For example, a neutral atom of hydrogen (Z = 1), has 1 proton in its nucleus and 1 electron "orbiting" the nucleus.
An atom of hydrogen, H, (Z = 1) can lose an electron, e-, in a chemical reaction to produce a positively charged ion of hydrogen:
H → e- + H+
this changes the charge on the hydrogen "atom", but it does NOT change the number of protons in the nucleus of the atom.
Both H and H+ have the same atomic number 1 (Z = 1)
Similarly, an atom of hydrogen, H, (Z = 1) can gain an electron, e-, in a chemical reaction to produce a negatively charged ion of hydrogen:
H + e- → H-
this changes the charge on the hydrogen "atom", but it does NOT change the number of protons in the nucleus of the atom.
Both H and H- have the same atomic number 1 (Z = 1)
When we use the chemical symbol H for hydrogen, this refers to the naturally occurring mix of hydrogen isotopes, that is, most of the hydrogen atoms in the reaction will be the hydrogen-1 isotope because this the most common isotope found in nature, but a small number of the hydrogen atoms will be the hydrogen-2 isotope.

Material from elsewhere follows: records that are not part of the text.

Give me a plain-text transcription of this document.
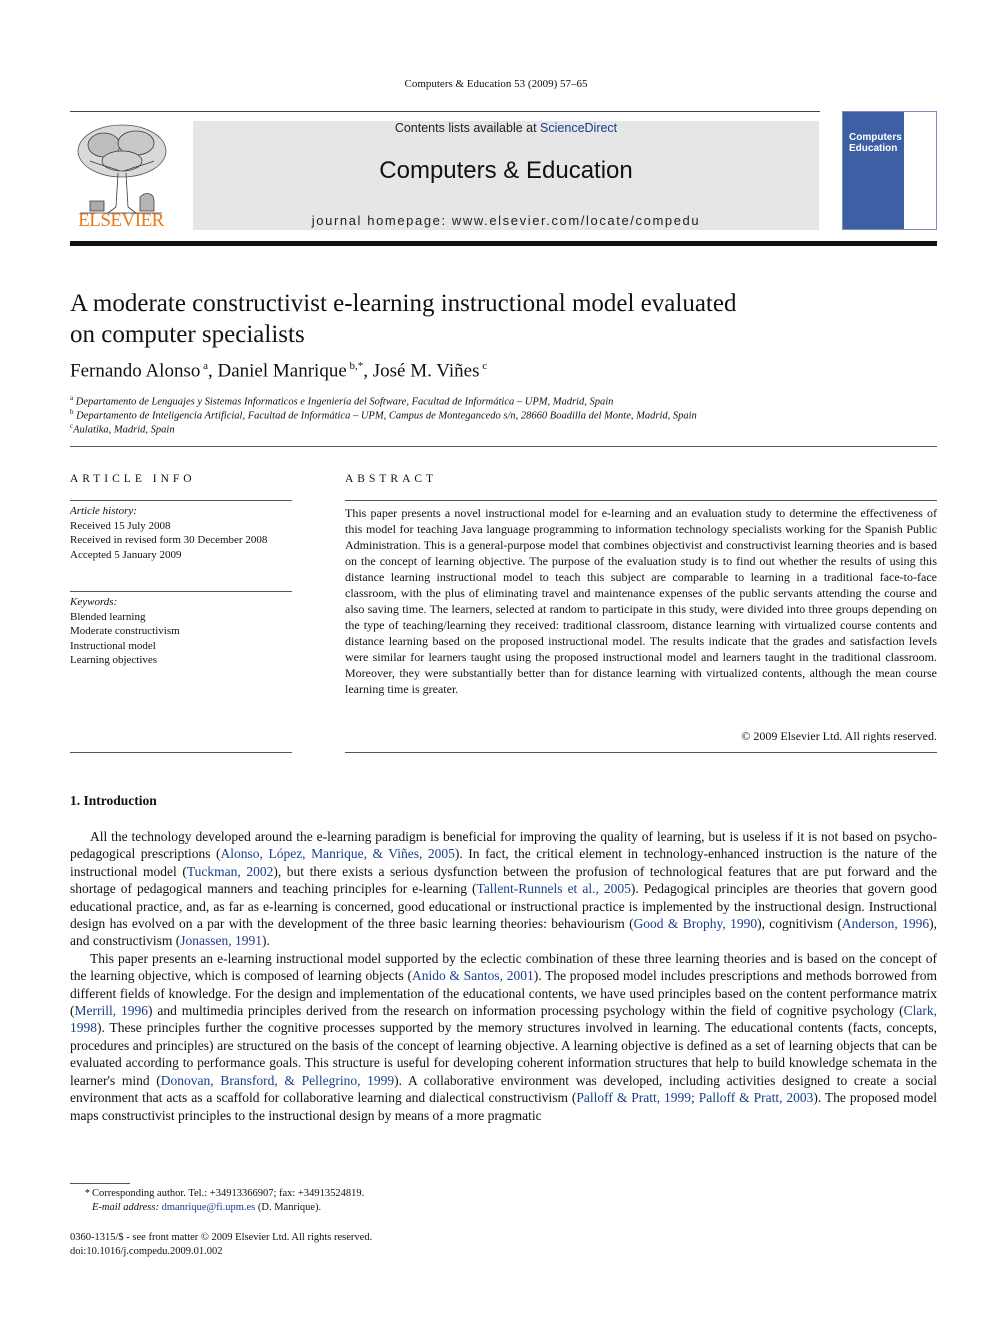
Computers & Education 53 (2009) 57–65
ELSEVIER
Contents lists available at ScienceDirect
Computers & Education
journal homepage: www.elsevier.com/locate/compedu
Computers
Education
A moderate constructivist e-learning instructional model evaluated
on computer specialists
Fernando Alonso $^a$, Daniel Manrique $^{b,*}$, José M. Viñes $^c$
$^a$ Departamento de Lenguajes y Sistemas Informaticos e Ingeniería del Software, Facultad de Informática – UPM, Madrid, Spain
$^b$ Departamento de Inteligencia Artificial, Facultad de Informática – UPM, Campus de Montegancedo s/n, 28660 Boadilla del Monte, Madrid, Spain
$^c$Aulatika, Madrid, Spain
ARTICLE INFO
Article history:
Received 15 July 2008
Received in revised form 30 December 2008
Accepted 5 January 2009
Keywords:
Blended learning
Moderate constructivism
Instructional model
Learning objectives
ABSTRACT
This paper presents a novel instructional model for e-learning and an evaluation study to determine the effectiveness of this model for teaching Java language programming to information technology specialists working for the Spanish Public Administration. This is a general-purpose model that combines objectivist and constructivist learning theories and is based on the concept of learning objective. The purpose of the evaluation study is to find out whether the results of using this distance learning instructional model to teach this subject are comparable to learning in a traditional face-to-face classroom, with the plus of eliminating travel and maintenance expenses of the public servants attending the course and also saving time. The learners, selected at random to participate in this study, were divided into three groups depending on the type of teaching/learning they received: traditional classroom, distance learning with virtualized course contents and distance learning based on the proposed instructional model. The results indicate that the grades and satisfaction levels were similar for learners taught using the proposed instructional model and learners taught in the traditional classroom. Moreover, they were substantially better than for distance learning with virtualized contents, although the mean course learning time is greater.
© 2009 Elsevier Ltd. All rights reserved.
1. Introduction

All the technology developed around the e-learning paradigm is beneficial for improving the quality of learning, but is useless if it is not based on psycho-pedagogical prescriptions (Alonso, López, Manrique, & Viñes, 2005). In fact, the critical element in technology-enhanced instruction is the nature of the instructional model (Tuckman, 2002), but there exists a serious dysfunction between the profusion of technological features that are put forward and the shortage of pedagogical manners and teaching principles for e-learning (Tallent-Runnels et al., 2005). Pedagogical principles are theories that govern good educational practice, and, as far as e-learning is concerned, good educational or instructional practice is implemented by the instructional design. Instructional design has evolved on a par with the development of the three basic learning theories: behaviourism (Good & Brophy, 1990), cognitivism (Anderson, 1996), and constructivism (Jonassen, 1991).

This paper presents an e-learning instructional model supported by the eclectic combination of these three learning theories and is based on the concept of the learning objective, which is composed of learning objects (Anido & Santos, 2001). The proposed model includes prescriptions and methods borrowed from different fields of knowledge. For the design and implementation of the educational contents, we have used principles based on the content performance matrix (Merrill, 1996) and multimedia principles derived from the research on information processing psychology within the field of cognitive psychology (Clark, 1998). These principles further the cognitive processes supported by the memory structures involved in learning. The educational contents (facts, concepts, procedures and principles) are structured on the basis of the concept of learning objective. A learning objective is defined as a set of learning objects that can be evaluated according to performance goals. This structure is useful for developing coherent information structures that help to build knowledge schemata in the learner's mind (Donovan, Bransford, & Pellegrino, 1999). A collaborative environment was developed, including activities designed to create a social environment that acts as a scaffold for collaborative learning and dialectical constructivism (Palloff & Pratt, 1999; Palloff & Pratt, 2003). The proposed model maps constructivist principles to the instructional design by means of a more pragmatic

* Corresponding author. Tel.: +34913366907; fax: +34913524819.
E-mail address: dmanrique@fi.upm.es (D. Manrique).
0360-1315/$ - see front matter © 2009 Elsevier Ltd. All rights reserved.
doi:10.1016/j.compedu.2009.01.002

If the only isotope present in the chemical reaction is 1H, then we could re-write the chemical reactions above as:
1H → 1H+ + e-
1H + e- → 1H-
Similarly, if the only isotope present in the chemical reaction is deuterium, 2H, then we could re-write the chemical reactions above as:
2H → 2H+ + e-
2H + e- → 2H-
The chemistry of 1H and 2H will be the same because they are both hydrogen atoms and therefore have the same arrangement of electrons.

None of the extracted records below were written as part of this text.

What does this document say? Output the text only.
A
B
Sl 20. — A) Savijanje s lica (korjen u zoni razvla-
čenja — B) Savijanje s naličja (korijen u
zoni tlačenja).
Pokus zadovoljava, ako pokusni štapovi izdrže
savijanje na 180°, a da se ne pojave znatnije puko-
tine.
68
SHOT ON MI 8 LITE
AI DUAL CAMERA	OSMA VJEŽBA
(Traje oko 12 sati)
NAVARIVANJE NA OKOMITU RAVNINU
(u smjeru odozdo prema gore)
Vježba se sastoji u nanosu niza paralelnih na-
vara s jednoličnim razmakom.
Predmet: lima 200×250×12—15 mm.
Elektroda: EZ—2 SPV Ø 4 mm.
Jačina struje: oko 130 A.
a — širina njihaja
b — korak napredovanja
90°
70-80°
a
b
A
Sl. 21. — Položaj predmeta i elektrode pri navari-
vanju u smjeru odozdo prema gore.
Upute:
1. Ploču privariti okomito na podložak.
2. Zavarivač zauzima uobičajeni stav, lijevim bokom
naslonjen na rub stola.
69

Because isotopes of an element undergo the same chemical reactions, this can be used to "tag" atoms in a chemical reaction in order to follow the progress of a reaction.
For example, 14C undergoes spontaneous radioactive decay by emitting a beta particle which can be detected using a device like a Geiger counter, but 12C is quite stable (does not emit radiation).
To follow the progress of a chemical reaction involving carbon atoms, we could replace some, or all of, the carbon atoms in the reactant with 14C, and then monitor where those unstable isotopes go.
Worked Example of an Isotope Problem
Question :
Which of the following species, Q, R or V, is an isotope of oxygen?
| Species | Number of neutrons | Mass Number |
|---|
| Q | 8 | 32 |
| R | 16 | 32 |
| V | 8 | 16 |
Solution:
(Based on the StoPGoPS approach to problem solving.)
- What is the question asking you to do?
Find the isotope(s) of oxygen.
- What data (information) have you been given in the question?
Extract the data from the question:
Name of element: Oxygen
From the periodic table: Z = atomic number = number of protons = 8
Species Q: A = mass number = 32, number of neutrons = 8
Species R: A = mass number = 32, number of neutrons = 16
Species V: A = mass number = 16, number of neutrons = 8
- What is the relationship between what you know and what you need to find out?
(a) Isotopes of oxygen will have the same atomic number (Z = 8), that is same number of protons.
(b) Isotopes of oxygen will have a different mass number (A), that is different numbers of neutrons.
- Calculate the number of protons in the nucleus of each atom and determine which is an isotope of oxygen:
A = number of protons + number of neutrons
number of protons = A - number of neutrons
Species Q: number of protons = 32 - 8 = 24
Species R: number of protons = 32 - 16 = 16
Species V: number of protons = 16 - 8 = 8
Oxygen, Z = 8, has 8 protons in its nucleus.
Species V has 8 protons, therefore it is an isotope of oxygen.
- Is your answer plausible?
Work backwards: in order for Q, R and V to be isotopes of oxygen they must each have 8 protons in the nucleus.
Since mass number (A) = number of protons + number of neutrons
If any of the species is an isotope of oxygen then
mass number (A) given in the question = 8 + number of neutrons given in the question.
Species Q: 8 + 8 ≠ 32 so it is NOT an isotope of oxygen
Species R: 8 + 16 ≠ 32 so it is NOT an isotope of oxygen
Species V: 8 + 8 = 16 so it IS an isotope of oxygen
- State your solution to the problem "which species is an isotope of oxygen":
Species V is an isotope of oxygen.